Лицо отца горело, оно было сделано из глазета с золотым личным утоком, роль которого исполняла разбегающаяся сеть мелких морщин. Только северные, ручьистые глаза никак не приживались на этом лице, и мелкий сиплый говор башибузучничал в плодоносной и самодовольной спальне Людовика Четырнадцатого.
Больше всего нравился он мне кабинетом-секретером с маленькими ящичками и откидной доской для письма. Именно бывая кабинетом, он в мае, например, вывертом из-за спины протягивал мне на прямой ладони загоревшую с одного края грущу (кто сейчас поймет цену этого подарка?), а потом снова таинственно закрывался, становился суров, даже угрюм, но мне казалось, я слышал, как и тогда продолжало булькать в нем счастье. В эти моменты я прощал ему зловредное обращение «Кистинтин», которое в других случаях сводило меня с ума.
В своем ремесле он был жадным путешественником, цель которого не добыча, а освоение пространств. Возглавляя бригаду столяров, отец постепенно переквалифицировался в резчика, сделал несколько китайских росписей по черному лаку, потом занялся интарсией, почему-то предпочитая это слово французскому маркетри, при слове же инкрустация его одолевала зубная боль. К словам он относился как коллекционер, в тайну его пристрастий проникнуть было невозможно.

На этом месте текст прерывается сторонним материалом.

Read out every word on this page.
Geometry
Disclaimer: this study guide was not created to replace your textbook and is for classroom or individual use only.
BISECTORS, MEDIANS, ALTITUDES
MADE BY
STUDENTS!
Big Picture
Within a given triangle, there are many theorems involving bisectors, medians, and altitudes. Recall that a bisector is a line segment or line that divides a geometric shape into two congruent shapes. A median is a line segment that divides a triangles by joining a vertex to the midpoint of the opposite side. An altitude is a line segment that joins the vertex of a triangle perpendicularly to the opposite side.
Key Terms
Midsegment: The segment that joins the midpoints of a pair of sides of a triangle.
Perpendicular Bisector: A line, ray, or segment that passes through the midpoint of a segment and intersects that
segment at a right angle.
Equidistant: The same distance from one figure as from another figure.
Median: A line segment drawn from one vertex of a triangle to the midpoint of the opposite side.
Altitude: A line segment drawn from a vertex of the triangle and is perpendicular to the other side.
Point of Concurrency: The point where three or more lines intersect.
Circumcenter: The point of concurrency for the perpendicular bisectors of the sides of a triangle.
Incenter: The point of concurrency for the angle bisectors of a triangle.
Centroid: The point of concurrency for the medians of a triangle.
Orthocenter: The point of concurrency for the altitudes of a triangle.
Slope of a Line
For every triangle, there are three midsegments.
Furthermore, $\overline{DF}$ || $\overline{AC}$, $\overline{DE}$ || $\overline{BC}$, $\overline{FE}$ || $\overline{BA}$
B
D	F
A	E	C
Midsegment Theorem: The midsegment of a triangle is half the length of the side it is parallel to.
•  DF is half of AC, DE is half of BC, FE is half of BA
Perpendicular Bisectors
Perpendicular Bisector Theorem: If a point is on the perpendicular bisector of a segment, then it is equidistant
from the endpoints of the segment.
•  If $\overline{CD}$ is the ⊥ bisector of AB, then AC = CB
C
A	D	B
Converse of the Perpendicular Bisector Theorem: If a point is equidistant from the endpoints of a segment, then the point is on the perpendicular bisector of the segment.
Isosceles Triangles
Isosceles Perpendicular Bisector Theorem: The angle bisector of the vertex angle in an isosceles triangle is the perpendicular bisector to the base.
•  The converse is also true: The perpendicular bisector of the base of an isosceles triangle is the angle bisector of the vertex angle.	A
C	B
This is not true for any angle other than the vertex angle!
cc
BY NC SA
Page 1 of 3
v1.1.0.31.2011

В конце он увлекся стилем Буль, неизвестно где отыскивая черное дерево, слоновую кость, перламутр, черепаховые панцири, учился огненному золочению бронзы – это был высший взлет и одновременно тупик его вдохновенья; он ненавидел свою работу, ненавидел толстосумых заказчиков, которых именовал «иезуитами»; ум его в эту пору не то что повредился, но стал питаться самим собой и слабо реагировал на окружающее.
Беспокойные ритмы, кривые линии, всю эта хитровязь природы, которая отзывалась узорам его души, отец превращал в остановленное мгновенье, не копировал, но строгал и выклеивал собственные сны, в которых больше было тревожной и влюбленной наблюдательности, чем своеволия. Не робеющее поклонение, конечно, но ведь и не бессмысленное соперничество с природой. Боже упаси, он был всё, что угодно, но не глуп.
Заказчики его были, напротив, именно в этом пункте бесхитростно тщеславны, глупы, не в житейском, а в каком-то метафизическом смысле, где уж я не знаю, как это и называется, потому что речь не о недостатке ума, а о его качестве. Сказать ли просто? Мне кажется, они не догадывались о смерти, в то время как отец жил с ней рядом и, может быть, даже по-своему ее любил. Как это у молодого Пушкина: «Я видел гроб; открылась дверь его: Туда, туда моя надежда полетела…».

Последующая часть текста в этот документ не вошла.